Il primo boom si ebbe a Reno, che allora era la città più popolata dello stato. Subito si moltiplicarono le attrezzature per accogliere e soddisfare ogni esigenza dei turisti, dei giocatori e delle donne che vi si trasferivano per ottenere un rapido divorzio. Ma un altro boom, quello vero, era pronto ad esplodere.

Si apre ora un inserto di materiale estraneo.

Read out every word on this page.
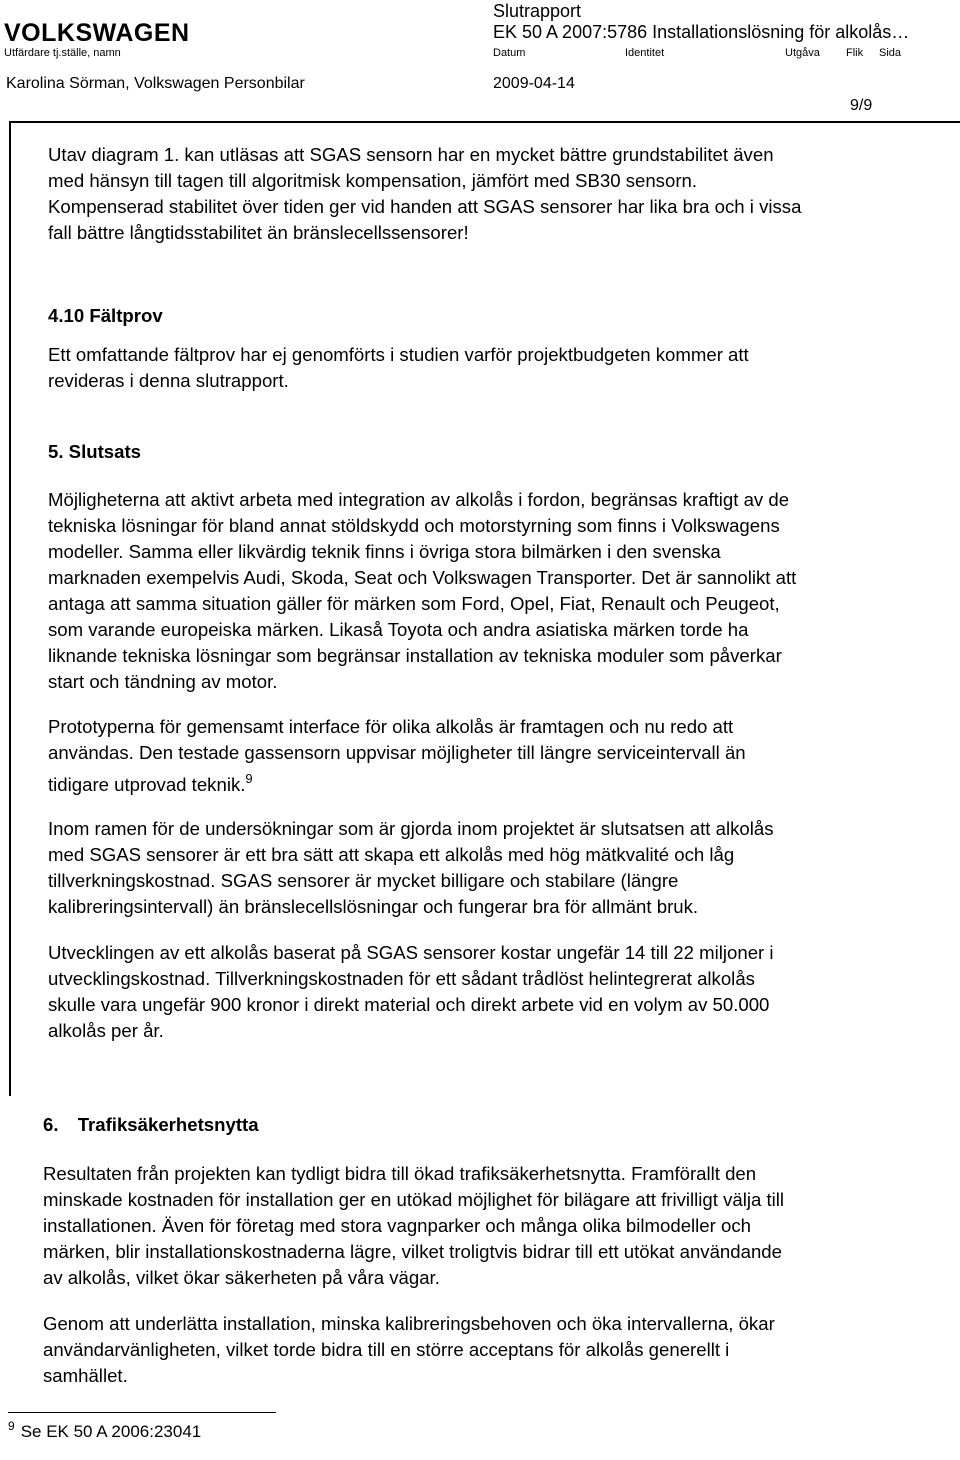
VOLKSWAGEN
Slutrapport
EK 50 A 2007:5786 Installationslösning för alkolås…
Utfärdare tj.ställe, namn	Datum	Identitet	Utgåva Flik Sida
Karolina Sörman, Volkswagen Personbilar	2009-04-14
9/9
Utav diagram 1. kan utläsas att SGAS sensorn har en mycket bättre grundstabilitet även
med hänsyn till tagen till algoritmisk kompensation, jämfört med SB30 sensorn.
Kompenserad stabilitet över tiden ger vid handen att SGAS sensorer har lika bra och i vissa
fall bättre långtidsstabilitet än bränslecellssensorer!
4.10 Fältprov
Ett omfattande fältprov har ej genomförts i studien varför projektbudgeten kommer att
revideras i denna slutrapport.
5. Slutsats
Möjligheterna att aktivt arbeta med integration av alkolås i fordon, begränsas kraftigt av de
tekniska lösningar för bland annat stöldskydd och motorstyrning som finns i Volkswagens
modeller. Samma eller likvärdig teknik finns i övriga stora bilmärken i den svenska
marknaden exempelvis Audi, Skoda, Seat och Volkswagen Transporter. Det är sannolikt att
antaga att samma situation gäller för märken som Ford, Opel, Fiat, Renault och Peugeot,
som varande europeiska märken. Likaså Toyota och andra asiatiska märken torde ha
liknande tekniska lösningar som begränsar installation av tekniska moduler som påverkar
start och tändning av motor.
Prototyperna för gemensamt interface för olika alkolås är framtagen och nu redo att
användas. Den testade gassensorn uppvisar möjligheter till längre serviceintervall än
tidigare utprovad teknik.$^9$
Inom ramen för de undersökningar som är gjorda inom projektet är slutsatsen att alkolås
med SGAS sensorer är ett bra sätt att skapa ett alkolås med hög mätkvalité och låg
tillverkningskostnad. SGAS sensorer är mycket billigare och stabilare (längre
kalibreringsintervall) än bränslecellslösningar och fungerar bra för allmänt bruk.
Utvecklingen av ett alkolås baserat på SGAS sensorer kostar ungefär 14 till 22 miljoner i
utvecklingskostnad. Tillverkningskostnaden för ett sådant trådlöst helintegrerat alkolås
skulle vara ungefär 900 kronor i direkt material och direkt arbete vid en volym av 50.000
alkolås per år.
6. Trafiksäkerhetsnytta
Resultaten från projekten kan tydligt bidra till ökad trafiksäkerhetsnytta. Framförallt den
minskade kostnaden för installation ger en utökad möjlighet för bilägare att frivilligt välja till
installationen. Även för företag med stora vagnparker och många olika bilmodeller och
märken, blir installationskostnaderna lägre, vilket troligtvis bidrar till ett utökat användande
av alkolås, vilket ökar säkerheten på våra vägar.
Genom att underlätta installation, minska kalibreringsbehoven och öka intervallerna, ökar
användarvänligheten, vilket torde bidra till en större acceptans för alkolås generellt i
samhället.
$^9$ Se EK 50 A 2006:23041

LA TAPPA OBBLIGATA DELL'OLD SPANISH TRAIL

Grazie alla sua abbondanza d'acqua, Las Vegas si era sviluppata come una tappa obbligata per l'abbeveraggio delle mandrie lungo l'Old Spanish Trail. La legge che legalizzava il gioco d'azzardo in Nevada, escludeva specificatamente Boulder City da questo beneficio, proprio per preservare questo centro strategico da possibili degenerazioni indotte dal gioco. Questo si trasformò in un incredibile vantaggio per Las Vegas, situata a circa un'ora di macchina da Boulder City che, dalla fine degli anni '30 in poi, vide riversarsi nelle sue case da gioco la popolazione di un territorio vasto e prosperoso.

 

In brevissimo tempo, Las Vegas divenne la destinazione preferita per i cittadini più facoltosi di Los Angeles, che venivano accolti in locande più adatte ai rudi uomini del vecchio West, piuttosto che a miliardari hollywoodiani. Grazie all'intuizione di un entusiasta uomo d'affari di nome Benjamin "Bugsy" Siegel, fu avviata la costruzione del primo albergo-casinò di lusso di Las Vegas, il Flamingo Hotel, inaugurato nel 1947.

 

Da quel momento in poi fu un susseguirsi incessante di nuovi alberghi, uno più gigantesco dell'altro, ognuno arredato e decorato in maniera più fantasmagorica del precedente, tutti aperti lungo una strada in mezzo al deserto che subito divenne "The Strip". Essa diventò l'epicentro americano del business del tempo libero, dove i profitti delle case da gioco potevano finanziare un incredibile varietà di attività legate al turismo.

 

Negli anni '70, però, Las Vegas fu costretta a fronteggiare il primo serio attacco al suo dominio, quando il gioco d'azzardo fu legalizzato ad Atlantic City. D'un tratto, il grande giro di soldi della East Coast ebbe l'opportunità di prendere un'altra direzione ma, seguendo l'esempio di un altro uomo d'affari di genio, Bill Bennett, creatore del Circus Circus, Las Vegas seppe rispondere aprendosi al turismo delle famiglie e affiancando agli hotel-casinò, dei colossali centri vacanze ispirati a Disneyland piuttosto che al mitico Flamingo.